La mixité, un formidable levier de performance et d’attractivité pour l’entreprise
La richesse qu’apporte largement la diversité, et plus spécifiquement la mixité, n’est plus à prouver. Être égaux ne signifie pas être identiques : la variété des besoins, modes de pensée, parcours, tempéraments, forces et aptitudes constitue précisément la ressource clé qui permet aux équipes de nourrir leurs réflexions et leur créativité, donc aux entreprises d’innover et de performer.

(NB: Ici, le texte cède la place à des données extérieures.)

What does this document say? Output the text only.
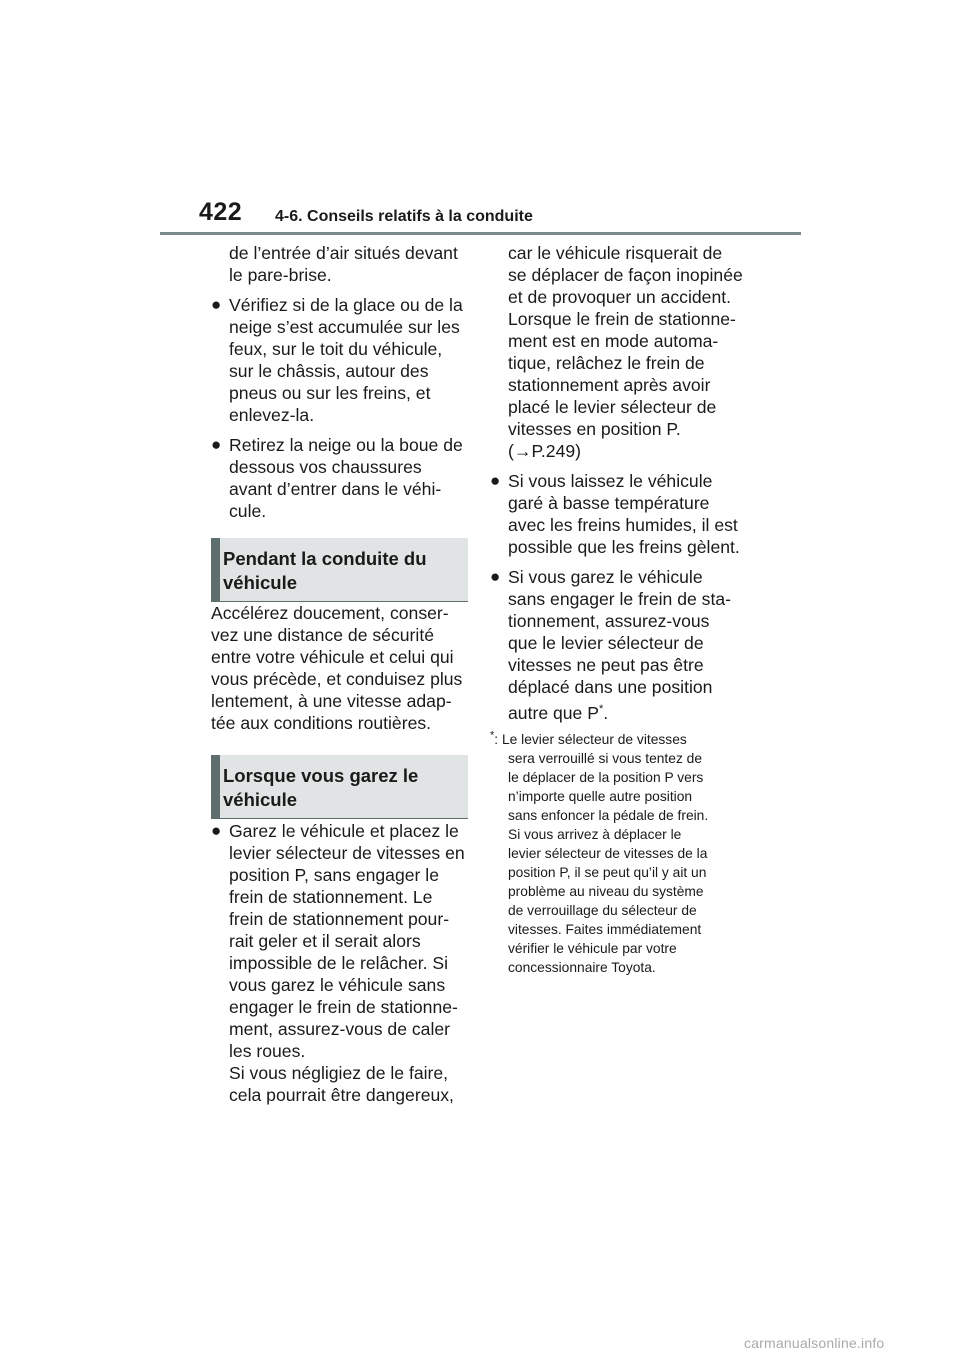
422 4-6. Conseils relatifs à la conduite
de l’entrée d’air situés devant
le pare-brise.
● Vérifiez si de la glace ou de la
neige s’est accumulée sur les
feux, sur le toit du véhicule,
sur le châssis, autour des
pneus ou sur les freins, et
enlevez-la.
● Retirez la neige ou la boue de
dessous vos chaussures
avant d’entrer dans le véhi-
cule.
Pendant la conduite du
véhicule
Accélérez doucement, conser-
vez une distance de sécurité
entre votre véhicule et celui qui
vous précède, et conduisez plus
lentement, à une vitesse adap-
tée aux conditions routières.
Lorsque vous garez le
véhicule
● Garez le véhicule et placez le
levier sélecteur de vitesses en
position P, sans engager le
frein de stationnement. Le
frein de stationnement pour-
rait geler et il serait alors
impossible de le relâcher. Si
vous garez le véhicule sans
engager le frein de stationne-
ment, assurez-vous de caler
les roues.
Si vous négligiez de le faire,
cela pourrait être dangereux,
car le véhicule risquerait de
se déplacer de façon inopinée
et de provoquer un accident.
Lorsque le frein de stationne-
ment est en mode automa-
tique, relâchez le frein de
stationnement après avoir
placé le levier sélecteur de
vitesses en position P.
(→P.249)
● Si vous laissez le véhicule
garé à basse température
avec les freins humides, il est
possible que les freins gèlent.
● Si vous garez le véhicule
sans engager le frein de sta-
tionnement, assurez-vous
que le levier sélecteur de
vitesses ne peut pas être
déplacé dans une position
autre que P*.
*: Le levier sélecteur de vitesses
sera verrouillé si vous tentez de
le déplacer de la position P vers
n’importe quelle autre position
sans enfoncer la pédale de frein.
Si vous arrivez à déplacer le
levier sélecteur de vitesses de la
position P, il se peut qu’il y ait un
problème au niveau du système
de verrouillage du sélecteur de
vitesses. Faites immédiatement
vérifier le véhicule par votre
concessionnaire Toyota.
carmanualsonline.info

Pour optimiser voire décupler leur efficience et leur compétitivité, les entreprises sont ainsi invitées à favoriser la mixité en créant l’environnement de confiance qui permette aux femmes de montrer toute l’étendue de leur potentiel.
Ce développement de l’inclusion à tous les niveaux hiérarchiques de l’entreprise correspond précisément aux attentes des jeunes de la génération Z, qui intègrent progressivement le marché du travail et pour qui les valeurs et engagements des entreprises sont des critères de choix. Ouverts d’esprit, en quête de sens, très attachés à l’équilibre vie personnelle-vie professionnelle ainsi qu’aux méthodes managériales qu’ils souhaitent plus horizontales et inclusives, ces nouveaux et futurs collaborateurs font savoir leurs exigences et demandent à être convaincus. Seule une vraie diversité, mixte par définition, pourra repenser l’entreprise idéale de demain : il s’agit là d’une transformation de fond, à la fois urgente et nécessaire à la pérennité et à l’attractivité des organisations de toutes tailles et de tous secteurs d’activité.

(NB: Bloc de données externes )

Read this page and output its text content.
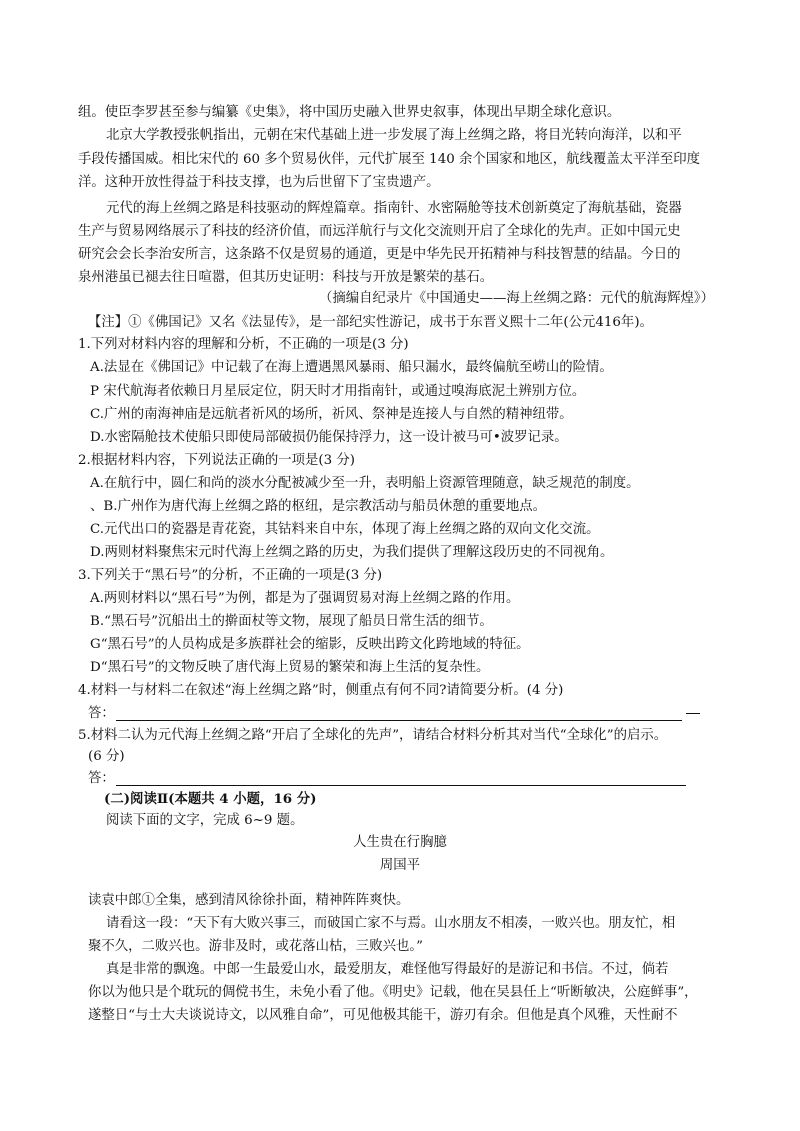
组。使臣李罗甚至参与编纂《史集》，将中国历史融入世界史叙事，体现出早期全球化意识。
北京大学教授张帆指出，元朝在宋代基础上进一步发展了海上丝绸之路，将目光转向海洋，以和平
手段传播国威。相比宋代的 60 多个贸易伙伴，元代扩展至 140 余个国家和地区，航线覆盖太平洋至印度
洋。这种开放性得益于科技支撑，也为后世留下了宝贵遗产。
元代的海上丝绸之路是科技驱动的辉煌篇章。指南针、水密隔舱等技术创新奠定了海航基础，瓷器
生产与贸易网络展示了科技的经济价值，而远洋航行与文化交流则开启了全球化的先声。正如中国元史
研究会会长李治安所言，这条路不仅是贸易的通道，更是中华先民开拓精神与科技智慧的结晶。今日的
泉州港虽已褪去往日喧嚣，但其历史证明：科技与开放是繁荣的基石。
（摘编自纪录片《中国通史——海上丝绸之路：元代的航海辉煌》）
【注】①《佛国记》又名《法显传》，是一部纪实性游记，成书于东晋义熙十二年(公元416年)。
1.下列对材料内容的理解和分析，不正确的一项是(3 分)
A.法显在《佛国记》中记载了在海上遭遇黑风暴雨、船只漏水，最终偏航至崂山的险情。
P 宋代航海者依赖日月星辰定位，阴天时才用指南针，或通过嗅海底泥土辨别方位。
C.广州的南海神庙是远航者祈风的场所，祈风、祭神是连接人与自然的精神纽带。
D.水密隔舱技术使船只即使局部破损仍能保持浮力，这一设计被马可•波罗记录。
2.根据材料内容，下列说法正确的一项是(3 分)
A.在航行中，圆仁和尚的淡水分配被减少至一升，表明船上资源管理随意，缺乏规范的制度。
、B.广州作为唐代海上丝绸之路的枢纽，是宗教活动与船员休憩的重要地点。
C.元代出口的瓷器是青花瓷，其钴料来自中东，体现了海上丝绸之路的双向文化交流。
D.两则材料聚焦宋元时代海上丝绸之路的历史，为我们提供了理解这段历史的不同视角。
3.下列关于“黑石号”的分析，不正确的一项是(3 分)
A.两则材料以“黑石号”为例，都是为了强调贸易对海上丝绸之路的作用。
B.“黑石号”沉船出土的擀面杖等文物，展现了船员日常生活的细节。
G“黑石号”的人员构成是多族群社会的缩影，反映出跨文化跨地域的特征。
D“黑石号”的文物反映了唐代海上贸易的繁荣和海上生活的复杂性。
4.材料一与材料二在叙述“海上丝绸之路”时，侧重点有何不同?请简要分析。(4 分)
答：
5.材料二认为元代海上丝绸之路“开启了全球化的先声”，请结合材料分析其对当代“全球化”的启示。
(6 分)
答：
(二)阅读Ⅱ(本题共 4 小题，16 分)
阅读下面的文字，完成 6~9 题。
人生贵在行胸臆
周国平
读袁中郎①全集，感到清风徐徐扑面，精神阵阵爽快。
请看这一段：“天下有大败兴事三，而破国亡家不与焉。山水朋友不相凑，一败兴也。朋友忙，相
聚不久，二败兴也。游非及时，或花落山枯，三败兴也。”
真是非常的飘逸。中郎一生最爱山水，最爱朋友，难怪他写得最好的是游记和书信。不过，倘若
你以为他只是个耽玩的倜傥书生，未免小看了他。《明史》记载，他在吴县任上“听断敏决，公庭鲜事”，
遂整日“与士大夫谈说诗文，以风雅自命”，可见他极其能干，游刃有余。但他是真个风雅，天性耐不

Role models et mesure indicative de la mixité, deux leviers pour accélérer
Les role models jouent un rôle déterminant dans la capacité des femmes à se projeter, à être ambitieuses et à gagner confiance en elles. Aujourd’hui, il relève de la responsabilité des entreprises de contribuer non seulement à multiplier les success stories mais aussi à diversifier l’éventail de modèles d’inspirations : nombre de jeunes femmes ne parviennent pas à s’identifier à ces professionnelles dont les profils, parcours et styles sont malheureusement trop souvent similaires. En outre, au-delà d’encourager les femmes à briguer des postes stratégiques au plus haut niveau de l’entreprise, il est aussi question d’organiser des rencontres et de développer des programmes de mentorat, prioritairement là où la fracture s’opère, dès l’orientation scolaire et aux postes de middle management.
Enfin, autre levier de taille : la mesure. Sans forcément passer par une politique de quotas, les chiffres permettent de questionner les pratiques, que ce soit en matière de recrutement, de rémunération ou encore d’évolution interne. Ces indicateurs constituent de précieuses ressources pour renforcer ou rectifier certaines tendances à l’heure où il est intéressant de constater que la mixité tend à être perçue comme un non-sujet par les plus jeunes générations, pour qui elle semble naturelle : or c’est précisément lorsque l’on cesse d’être vigilant que le risque de régression s’accroît. Et la mixité doit encore – et sans doute plus que jamais – être accompagnée et soutenue par l’effort collectif. Pour que chaque femme se sente libre de faire preuve d’audace, d’être elle-même, et parvienne à s’épanouir dans sa vie professionnelle comme personnelle en exploitant pleinement son potentiel.